Jang struck a light, drew on the pipe, and the distinctive burning-brush scent of cannabis filled the air. Despite my condition, the scent awoke pleasant memories– other and better times.
Still the sight of the pipe made me anxious. «Is that wise?» I asked. «The pipe seems to attract violence.»
«So do I,» Jang said, smiling. «But though you're right to be concerned, it seemed an experiment worth making. I'm better equipped than you or Hu Moon to defend myself from whatever I summon up.»
This seemed irrational to me, and I regarded Jang with doubt. He glanced at me and laughed briefly. «I know,» he said. «But it's my nature to attack rather than defend, to initiate conflict on my own terms. I've taken precautions– extra stuttergun emplacements on all firing lanes, ankle-cutter graser net inside the perimeter. Hu Moon and Dueine are in the control room, ready to lift ship should that become prudent.»
I became aware of a low vibration– the throb of the ship's engines idling, a sensation I hadn't felt in months. I felt a brief flash of resentment that I had not been included in the planning of this evening, but I supposed Hu Moon felt no obligation to keep the expedition's repairman informed. «Why did you ask me to come up?» I asked, somewhat sharply.
«If something happens, I want your confirmation,» Jang said, putting down his pipe. «And I think something's going on now.»
In the telescreen, a shape rose from the ground, man-shaped but taller than most men. Five meters away, a similar shape gathered itself together, indistinct in the green pseudolight.

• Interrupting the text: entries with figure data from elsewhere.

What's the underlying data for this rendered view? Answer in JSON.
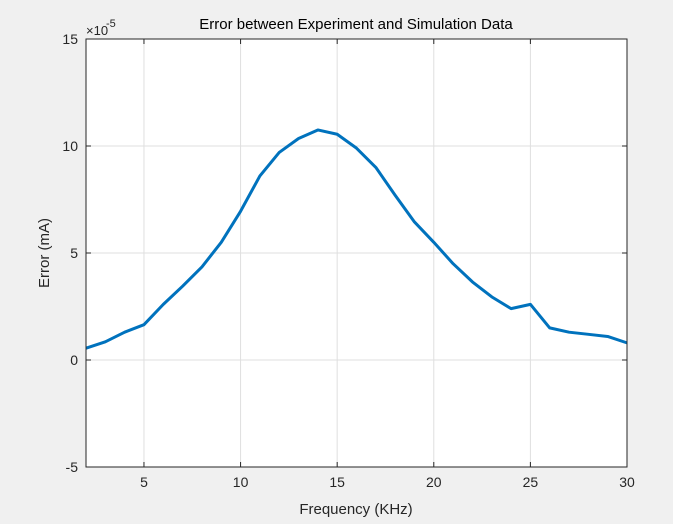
{
  "chart_data": {
    "type": "line",
    "title": "Error between Experiment and Simulation Data",
    "xlabel": "Frequency (KHz)",
    "ylabel": "Error (mA)",
    "y_multiplier_base": "×10",
    "y_multiplier_exponent": "-5",
    "xlim": [
      2,
      30
    ],
    "ylim": [
      -5,
      15
    ],
    "x_ticks": [
      5,
      10,
      15,
      20,
      25,
      30
    ],
    "y_ticks": [
      -5,
      0,
      5,
      10,
      15
    ],
    "grid": true,
    "series_color": "#0072BD",
    "x": [
      2,
      3,
      4,
      5,
      6,
      7,
      8,
      9,
      10,
      11,
      12,
      13,
      14,
      15,
      16,
      17,
      18,
      19,
      20,
      21,
      22,
      23,
      24,
      25,
      26,
      27,
      28,
      29,
      30
    ],
    "y": [
      0.55,
      0.85,
      1.3,
      1.65,
      2.6,
      3.45,
      4.35,
      5.5,
      6.95,
      8.6,
      9.7,
      10.35,
      10.75,
      10.55,
      9.9,
      9.0,
      7.7,
      6.45,
      5.5,
      4.5,
      3.65,
      2.95,
      2.4,
      2.6,
      1.5,
      1.3,
      1.2,
      1.1,
      0.8
    ]
  }
}
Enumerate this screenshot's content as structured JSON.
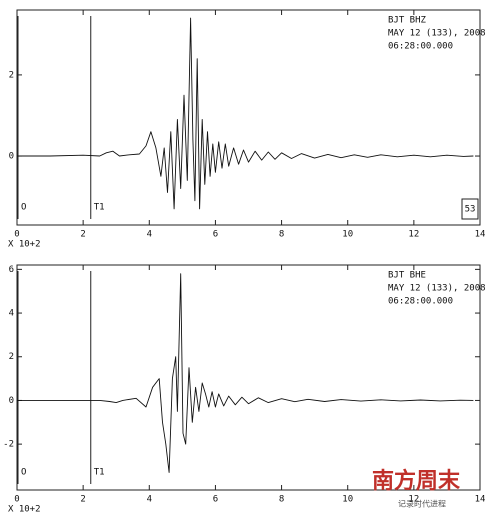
{
  "chart_data": [
    {
      "type": "line",
      "header": [
        "BJT  BHZ",
        "MAY 12 (133), 2008",
        "06:28:00.000"
      ],
      "x_label": "X 10+2",
      "box_label": "53",
      "markers": [
        {
          "label": "O",
          "x": 0
        },
        {
          "label": "T1",
          "x": 2.2
        }
      ],
      "xlim": [
        0,
        14
      ],
      "xticks": [
        0,
        2,
        4,
        6,
        8,
        10,
        12,
        14
      ],
      "ylim": [
        -1.7,
        3.6
      ],
      "yticks": [
        0,
        2
      ],
      "x": [
        0,
        1,
        2,
        2.5,
        2.7,
        2.9,
        3.1,
        3.4,
        3.7,
        3.9,
        4.05,
        4.2,
        4.35,
        4.45,
        4.55,
        4.65,
        4.75,
        4.85,
        4.95,
        5.05,
        5.15,
        5.25,
        5.32,
        5.38,
        5.45,
        5.52,
        5.6,
        5.68,
        5.76,
        5.84,
        5.92,
        6.0,
        6.1,
        6.2,
        6.3,
        6.4,
        6.55,
        6.7,
        6.85,
        7.0,
        7.2,
        7.4,
        7.6,
        7.8,
        8.0,
        8.3,
        8.6,
        9.0,
        9.4,
        9.8,
        10.2,
        10.6,
        11.0,
        11.5,
        12.0,
        12.5,
        13.0,
        13.5,
        13.8
      ],
      "series": [
        {
          "color": "#111111",
          "values": [
            0,
            0,
            0.02,
            0,
            0.08,
            0.12,
            0,
            0.03,
            0.05,
            0.25,
            0.6,
            0.2,
            -0.5,
            0.2,
            -0.9,
            0.6,
            -1.3,
            0.9,
            -0.8,
            1.5,
            -0.6,
            3.4,
            0.4,
            -1.1,
            2.4,
            -1.3,
            0.9,
            -0.7,
            0.6,
            -0.5,
            0.3,
            -0.4,
            0.35,
            -0.3,
            0.3,
            -0.25,
            0.2,
            -0.2,
            0.15,
            -0.15,
            0.12,
            -0.1,
            0.1,
            -0.08,
            0.08,
            -0.06,
            0.06,
            -0.05,
            0.04,
            -0.04,
            0.03,
            -0.03,
            0.03,
            -0.02,
            0.02,
            -0.02,
            0.02,
            -0.01,
            0
          ]
        }
      ]
    },
    {
      "type": "line",
      "header": [
        "BJT  BHE",
        "MAY 12 (133), 2008",
        "06:28:00.000"
      ],
      "x_label": "X 10+2",
      "markers": [
        {
          "label": "O",
          "x": 0
        },
        {
          "label": "T1",
          "x": 2.2
        }
      ],
      "xlim": [
        0,
        14
      ],
      "xticks": [
        0,
        2,
        4,
        6,
        8,
        10,
        12,
        14
      ],
      "ylim": [
        -4.1,
        6.2
      ],
      "yticks": [
        -2,
        0,
        2,
        4,
        6
      ],
      "x": [
        0,
        2,
        2.5,
        2.8,
        3.0,
        3.2,
        3.6,
        3.9,
        4.1,
        4.3,
        4.4,
        4.5,
        4.6,
        4.7,
        4.8,
        4.85,
        4.95,
        5.02,
        5.1,
        5.2,
        5.3,
        5.4,
        5.5,
        5.6,
        5.7,
        5.8,
        5.9,
        6.0,
        6.1,
        6.25,
        6.4,
        6.6,
        6.8,
        7.0,
        7.3,
        7.6,
        8.0,
        8.4,
        8.8,
        9.3,
        9.8,
        10.4,
        11.0,
        11.6,
        12.2,
        12.8,
        13.4,
        13.8
      ],
      "series": [
        {
          "color": "#111111",
          "values": [
            0,
            0,
            0,
            -0.05,
            -0.1,
            0,
            0.1,
            -0.3,
            0.6,
            1.0,
            -1.0,
            -2.0,
            -3.3,
            1.0,
            2.0,
            -0.5,
            5.8,
            -1.5,
            -2.0,
            1.5,
            -1.0,
            0.6,
            -0.5,
            0.8,
            0.3,
            -0.3,
            0.4,
            -0.3,
            0.3,
            -0.25,
            0.2,
            -0.2,
            0.15,
            -0.15,
            0.12,
            -0.1,
            0.08,
            -0.06,
            0.05,
            -0.05,
            0.04,
            -0.03,
            0.03,
            -0.02,
            0.02,
            -0.02,
            0.01,
            0
          ]
        }
      ]
    }
  ],
  "watermark": {
    "title": "南方周末",
    "subtitle": "记录时代进程"
  }
}
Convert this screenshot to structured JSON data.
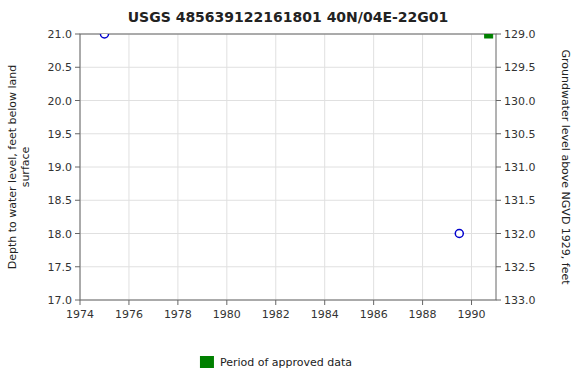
{
  "chart_data": {
    "type": "scatter",
    "title": "USGS 485639122161801 40N/04E-22G01",
    "y_label": "Depth to water level, feet below land\nsurface",
    "y2_label": "Groundwater level above NGVD 1929, feet",
    "xlim": [
      1974,
      1991
    ],
    "xticks": [
      1974,
      1976,
      1978,
      1980,
      1982,
      1984,
      1986,
      1988,
      1990
    ],
    "ylim": [
      17.0,
      21.0
    ],
    "yticks": [
      {
        "value": 17.0,
        "label": "17.0"
      },
      17.5,
      {
        "value": 18.0,
        "label": "18.0"
      },
      18.5,
      {
        "value": 19.0,
        "label": "19.0"
      },
      19.5,
      {
        "value": 20.0,
        "label": "20.0"
      },
      20.5,
      {
        "value": 21.0,
        "label": "21.0"
      }
    ],
    "y2lim": [
      133.0,
      129.0
    ],
    "y2ticks": [
      {
        "value": 133.0,
        "label": "133.0"
      },
      132.5,
      {
        "value": 132.0,
        "label": "132.0"
      },
      131.5,
      {
        "value": 131.0,
        "label": "131.0"
      },
      130.5,
      {
        "value": 130.0,
        "label": "130.0"
      },
      129.5,
      {
        "value": 129.0,
        "label": "129.0"
      }
    ],
    "grid": true,
    "legend": "bottom",
    "series": [
      {
        "color": "#0000cc",
        "marker": "open-circle",
        "x": [
          1975.0,
          1989.5
        ],
        "values": [
          21.0,
          18.0
        ]
      },
      {
        "name": "Period of approved data",
        "color": "#008000",
        "marker": "square",
        "x": [
          1990.7
        ],
        "values": [
          21.0
        ]
      }
    ]
  }
}
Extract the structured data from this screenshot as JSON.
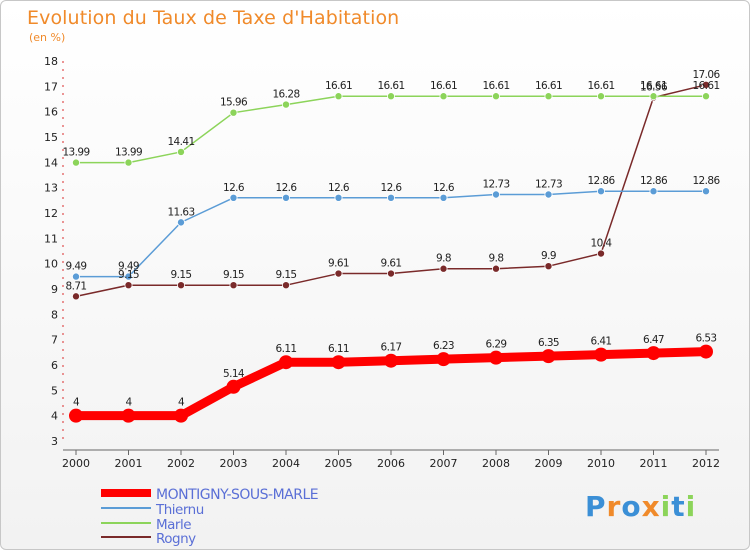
{
  "chart_data": {
    "type": "line",
    "title": "Evolution du Taux de Taxe d'Habitation",
    "subtitle": "(en %)",
    "xlabel": "",
    "ylabel": "",
    "categories": [
      "2000",
      "2001",
      "2002",
      "2003",
      "2004",
      "2005",
      "2006",
      "2007",
      "2008",
      "2009",
      "2010",
      "2011",
      "2012"
    ],
    "ylim": [
      3,
      18
    ],
    "yticks": [
      "3",
      "4",
      "5",
      "6",
      "7",
      "8",
      "9",
      "10",
      "11",
      "12",
      "13",
      "14",
      "15",
      "16",
      "17",
      "18"
    ],
    "grid": false,
    "legend_position": "bottom-left",
    "series": [
      {
        "name": "MONTIGNY-SOUS-MARLE",
        "color": "#ff0000",
        "values": [
          4,
          4,
          4,
          5.14,
          6.11,
          6.11,
          6.17,
          6.23,
          6.29,
          6.35,
          6.41,
          6.47,
          6.53
        ],
        "labels": [
          "4",
          "4",
          "4",
          "5.14",
          "6.11",
          "6.11",
          "6.17",
          "6.23",
          "6.29",
          "6.35",
          "6.41",
          "6.47",
          "6.53"
        ]
      },
      {
        "name": "Thiernu",
        "color": "#5b9cd6",
        "values": [
          9.49,
          9.49,
          11.63,
          12.6,
          12.6,
          12.6,
          12.6,
          12.6,
          12.73,
          12.73,
          12.86,
          12.86,
          12.86
        ],
        "labels": [
          "9.49",
          "9.49",
          "11.63",
          "12.6",
          "12.6",
          "12.6",
          "12.6",
          "12.6",
          "12.73",
          "12.73",
          "12.86",
          "12.86",
          "12.86"
        ]
      },
      {
        "name": "Marle",
        "color": "#8cd45a",
        "values": [
          13.99,
          13.99,
          14.41,
          15.96,
          16.28,
          16.61,
          16.61,
          16.61,
          16.61,
          16.61,
          16.61,
          16.61,
          16.61
        ],
        "labels": [
          "13.99",
          "13.99",
          "14.41",
          "15.96",
          "16.28",
          "16.61",
          "16.61",
          "16.61",
          "16.61",
          "16.61",
          "16.61",
          "16.61",
          "16.61"
        ]
      },
      {
        "name": "Rogny",
        "color": "#7a2a2a",
        "values": [
          8.71,
          9.15,
          9.15,
          9.15,
          9.15,
          9.61,
          9.61,
          9.8,
          9.8,
          9.9,
          10.4,
          16.56,
          17.06
        ],
        "labels": [
          "8.71",
          "9.15",
          "9.15",
          "9.15",
          "9.15",
          "9.61",
          "9.61",
          "9.8",
          "9.8",
          "9.9",
          "10.4",
          "16.56",
          "17.06"
        ]
      }
    ]
  },
  "logo": {
    "letters": [
      "P",
      "r",
      "o",
      "x",
      "i",
      "t",
      "i"
    ],
    "colors": [
      "#3b8fd6",
      "#f08a2a",
      "#3b8fd6",
      "#f08a2a",
      "#8cd45a",
      "#3b8fd6",
      "#8cd45a"
    ]
  }
}
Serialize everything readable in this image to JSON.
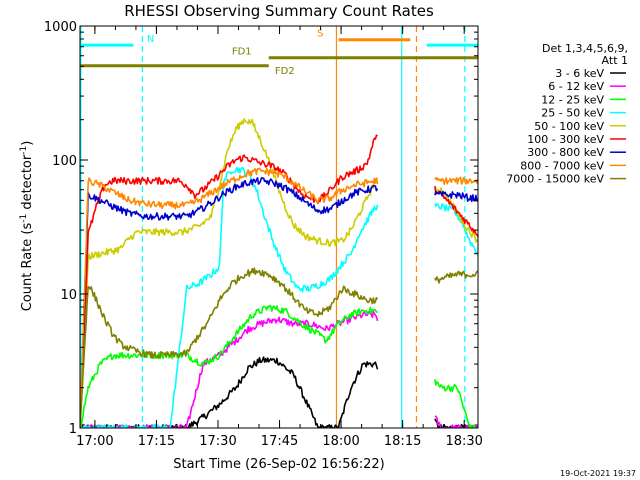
{
  "chart_data": {
    "type": "line",
    "title": "RHESSI Observing Summary Count Rates",
    "xlabel": "Start Time (26-Sep-02 16:56:22)",
    "ylabel_main": "Count Rate (s",
    "ylabel_sup1": "-1",
    "ylabel_mid": " detector",
    "ylabel_sup2": "-1",
    "ylabel_end": ")",
    "y_scale": "log",
    "ylim": [
      1,
      1000
    ],
    "xlim_minutes": [
      0,
      97
    ],
    "x_ticks": [
      {
        "t": 3.63,
        "label": "17:00"
      },
      {
        "t": 18.63,
        "label": "17:15"
      },
      {
        "t": 33.63,
        "label": "17:30"
      },
      {
        "t": 48.63,
        "label": "17:45"
      },
      {
        "t": 63.63,
        "label": "18:00"
      },
      {
        "t": 78.63,
        "label": "18:15"
      },
      {
        "t": 93.63,
        "label": "18:30"
      }
    ],
    "y_ticks": [
      {
        "v": 1,
        "label": "1"
      },
      {
        "v": 10,
        "label": "10"
      },
      {
        "v": 100,
        "label": "100"
      },
      {
        "v": 1000,
        "label": "1000"
      }
    ],
    "legend": {
      "header": [
        "Det 1,3,4,5,6,9,",
        "Att 1"
      ],
      "placement": "right"
    },
    "data_gaps_minutes": [
      [
        72.5,
        86.5
      ]
    ],
    "series": [
      {
        "name": "3 - 6 keV",
        "color": "#000000",
        "points": [
          [
            0,
            1
          ],
          [
            26,
            1
          ],
          [
            30,
            1.2
          ],
          [
            34,
            1.5
          ],
          [
            38,
            2
          ],
          [
            41,
            2.8
          ],
          [
            44,
            3.2
          ],
          [
            48,
            3.2
          ],
          [
            52,
            2.5
          ],
          [
            55,
            1.6
          ],
          [
            58,
            1
          ],
          [
            63,
            1
          ],
          [
            66,
            2
          ],
          [
            69,
            3
          ],
          [
            72,
            3
          ],
          [
            88,
            1
          ],
          [
            97,
            1
          ]
        ]
      },
      {
        "name": "6 - 12 keV",
        "color": "#ff00ff",
        "points": [
          [
            0,
            1
          ],
          [
            26,
            1
          ],
          [
            30,
            3
          ],
          [
            34,
            3.5
          ],
          [
            38,
            4.5
          ],
          [
            41,
            5.5
          ],
          [
            44,
            6
          ],
          [
            48,
            6.5
          ],
          [
            52,
            6
          ],
          [
            56,
            6
          ],
          [
            60,
            5.5
          ],
          [
            63,
            6
          ],
          [
            66,
            6.5
          ],
          [
            69,
            7
          ],
          [
            72,
            7
          ],
          [
            88,
            1
          ],
          [
            97,
            1
          ]
        ]
      },
      {
        "name": "12 - 25 keV",
        "color": "#00ff00",
        "points": [
          [
            0,
            1
          ],
          [
            2,
            2
          ],
          [
            5,
            3
          ],
          [
            8,
            3.5
          ],
          [
            15,
            3.5
          ],
          [
            22,
            3.5
          ],
          [
            26,
            3.5
          ],
          [
            30,
            3
          ],
          [
            34,
            3.5
          ],
          [
            38,
            5
          ],
          [
            42,
            7
          ],
          [
            46,
            8
          ],
          [
            50,
            7.5
          ],
          [
            54,
            6
          ],
          [
            58,
            5
          ],
          [
            60,
            4.5
          ],
          [
            63,
            6
          ],
          [
            66,
            7
          ],
          [
            69,
            7.5
          ],
          [
            72,
            7.5
          ],
          [
            88,
            2
          ],
          [
            92,
            2
          ],
          [
            95,
            1
          ],
          [
            97,
            1
          ]
        ]
      },
      {
        "name": "25 - 50 keV",
        "color": "#00ffff",
        "points": [
          [
            0,
            1
          ],
          [
            22,
            1
          ],
          [
            26,
            11
          ],
          [
            29,
            12
          ],
          [
            32,
            14
          ],
          [
            34,
            16
          ],
          [
            35,
            70
          ],
          [
            37,
            85
          ],
          [
            39,
            85
          ],
          [
            41,
            80
          ],
          [
            43,
            60
          ],
          [
            45,
            38
          ],
          [
            47,
            25
          ],
          [
            50,
            15
          ],
          [
            53,
            11
          ],
          [
            56,
            11
          ],
          [
            59,
            12
          ],
          [
            61,
            13
          ],
          [
            64,
            17
          ],
          [
            66,
            20
          ],
          [
            68,
            28
          ],
          [
            72,
            45
          ],
          [
            88,
            45
          ],
          [
            91,
            42
          ],
          [
            93,
            35
          ],
          [
            95,
            25
          ],
          [
            97,
            20
          ]
        ]
      },
      {
        "name": "50 - 100 keV",
        "color": "#cccc00",
        "points": [
          [
            0,
            1
          ],
          [
            2,
            19
          ],
          [
            5,
            20
          ],
          [
            8,
            21
          ],
          [
            10,
            22
          ],
          [
            12,
            26
          ],
          [
            14,
            29
          ],
          [
            18,
            29
          ],
          [
            22,
            29
          ],
          [
            25,
            29
          ],
          [
            29,
            32
          ],
          [
            32,
            38
          ],
          [
            34,
            65
          ],
          [
            36,
            120
          ],
          [
            38,
            170
          ],
          [
            40,
            200
          ],
          [
            42,
            190
          ],
          [
            44,
            140
          ],
          [
            46,
            100
          ],
          [
            48,
            65
          ],
          [
            50,
            45
          ],
          [
            52,
            33
          ],
          [
            55,
            27
          ],
          [
            58,
            25
          ],
          [
            61,
            24
          ],
          [
            64,
            25
          ],
          [
            66,
            30
          ],
          [
            69,
            45
          ],
          [
            72,
            70
          ],
          [
            88,
            60
          ],
          [
            91,
            45
          ],
          [
            94,
            32
          ],
          [
            97,
            25
          ]
        ]
      },
      {
        "name": "100 - 300 keV",
        "color": "#ff0000",
        "points": [
          [
            0,
            1
          ],
          [
            2,
            28
          ],
          [
            4,
            45
          ],
          [
            6,
            65
          ],
          [
            8,
            70
          ],
          [
            15,
            70
          ],
          [
            22,
            70
          ],
          [
            24,
            70
          ],
          [
            26,
            65
          ],
          [
            28,
            55
          ],
          [
            30,
            60
          ],
          [
            32,
            68
          ],
          [
            34,
            78
          ],
          [
            36,
            90
          ],
          [
            38,
            100
          ],
          [
            40,
            105
          ],
          [
            42,
            100
          ],
          [
            44,
            95
          ],
          [
            46,
            92
          ],
          [
            48,
            86
          ],
          [
            50,
            78
          ],
          [
            52,
            66
          ],
          [
            54,
            56
          ],
          [
            56,
            52
          ],
          [
            58,
            50
          ],
          [
            60,
            55
          ],
          [
            62,
            65
          ],
          [
            64,
            75
          ],
          [
            66,
            80
          ],
          [
            68,
            85
          ],
          [
            70,
            95
          ],
          [
            72,
            150
          ],
          [
            88,
            55
          ],
          [
            90,
            48
          ],
          [
            93,
            38
          ],
          [
            96,
            30
          ],
          [
            97,
            28
          ]
        ]
      },
      {
        "name": "300 - 800 keV",
        "color": "#0000cc",
        "points": [
          [
            0,
            1
          ],
          [
            2,
            55
          ],
          [
            5,
            50
          ],
          [
            8,
            45
          ],
          [
            12,
            40
          ],
          [
            16,
            38
          ],
          [
            20,
            38
          ],
          [
            24,
            38
          ],
          [
            26,
            38
          ],
          [
            29,
            42
          ],
          [
            32,
            48
          ],
          [
            35,
            56
          ],
          [
            38,
            63
          ],
          [
            41,
            68
          ],
          [
            44,
            70
          ],
          [
            47,
            68
          ],
          [
            50,
            62
          ],
          [
            53,
            54
          ],
          [
            56,
            46
          ],
          [
            58,
            42
          ],
          [
            61,
            43
          ],
          [
            64,
            50
          ],
          [
            67,
            57
          ],
          [
            70,
            60
          ],
          [
            72,
            62
          ],
          [
            88,
            55
          ],
          [
            92,
            55
          ],
          [
            95,
            52
          ],
          [
            97,
            52
          ]
        ]
      },
      {
        "name": "800 - 7000 keV",
        "color": "#ff8800",
        "points": [
          [
            0,
            1
          ],
          [
            2,
            70
          ],
          [
            5,
            65
          ],
          [
            8,
            58
          ],
          [
            12,
            50
          ],
          [
            16,
            47
          ],
          [
            20,
            46
          ],
          [
            24,
            46
          ],
          [
            26,
            46
          ],
          [
            29,
            50
          ],
          [
            32,
            57
          ],
          [
            35,
            65
          ],
          [
            38,
            73
          ],
          [
            41,
            80
          ],
          [
            44,
            83
          ],
          [
            47,
            81
          ],
          [
            50,
            75
          ],
          [
            53,
            64
          ],
          [
            56,
            55
          ],
          [
            58,
            50
          ],
          [
            61,
            52
          ],
          [
            64,
            60
          ],
          [
            67,
            65
          ],
          [
            70,
            68
          ],
          [
            72,
            70
          ],
          [
            88,
            70
          ],
          [
            92,
            70
          ],
          [
            95,
            70
          ],
          [
            97,
            70
          ]
        ]
      },
      {
        "name": "7000 - 15000 keV",
        "color": "#808000",
        "points": [
          [
            0,
            1
          ],
          [
            2,
            12
          ],
          [
            4,
            9
          ],
          [
            6,
            6.5
          ],
          [
            8,
            5
          ],
          [
            10,
            4.2
          ],
          [
            13,
            3.8
          ],
          [
            17,
            3.5
          ],
          [
            22,
            3.5
          ],
          [
            26,
            3.6
          ],
          [
            28,
            4.5
          ],
          [
            31,
            6
          ],
          [
            34,
            9
          ],
          [
            37,
            12
          ],
          [
            40,
            14
          ],
          [
            43,
            15
          ],
          [
            46,
            14
          ],
          [
            49,
            12
          ],
          [
            52,
            9.5
          ],
          [
            55,
            7.5
          ],
          [
            58,
            7
          ],
          [
            61,
            8
          ],
          [
            64,
            11
          ],
          [
            67,
            10
          ],
          [
            70,
            9
          ],
          [
            72,
            9
          ],
          [
            88,
            13
          ],
          [
            92,
            14
          ],
          [
            95,
            14
          ],
          [
            97,
            14
          ]
        ]
      }
    ],
    "annotations": [
      {
        "label": "N",
        "color": "#00ffff",
        "y": 720,
        "segments": [
          [
            0,
            13
          ],
          [
            84.5,
            97
          ]
        ],
        "label_t": 16.3
      },
      {
        "label": "S",
        "color": "#ff8800",
        "y": 790,
        "segments": [
          [
            63,
            80.5
          ]
        ],
        "label_t": 57.8
      },
      {
        "label": "FD1",
        "color": "#808000",
        "y": 580,
        "segments": [
          [
            46,
            97
          ]
        ],
        "label_t": 37
      },
      {
        "label": "FD2",
        "color": "#808000",
        "y": 505,
        "segments": [
          [
            0,
            46
          ]
        ],
        "label_t": 47.5
      }
    ],
    "vertical_lines": [
      {
        "t": 0.2,
        "color": "#00ffff",
        "style": "solid"
      },
      {
        "t": 15.2,
        "color": "#00ffff",
        "style": "dashed"
      },
      {
        "t": 62.5,
        "color": "#ff8800",
        "style": "solid"
      },
      {
        "t": 78.4,
        "color": "#00ffff",
        "style": "solid"
      },
      {
        "t": 82.0,
        "color": "#ff8800",
        "style": "dashed"
      },
      {
        "t": 93.8,
        "color": "#00ffff",
        "style": "dashed"
      }
    ]
  },
  "footer": {
    "timestamp": "19-Oct-2021 19:37"
  }
}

Jang touched the dataslate on his wrist and a harsh white light flooded the ruins.
The warriors were beautiful to look at; even I thought so.
«Skelt fighters,» Jang said. Later he would tell me that «skelts» were the meter-long blades that began at each warrior's elbows, attached by articulating swivels to the forearm, so that the handgrip, perpendicular to the sweep of the blade, could control the blade's angle of attack as it met a parry, or the body of an opponent.
One warrior was male, one female, their genders obvious through the light armor each wore. The male's armor seemed fashioned from a pale yellow metal; the female's armor had the gloss and depth of polished obsidian. Their faces were concealed beneath elaborate ceremonial helmets. The male warrior's helmet caricatured a simian face, twisted with dementia; the female's a carnivorous reptile, with needle teeth and a spiky crest.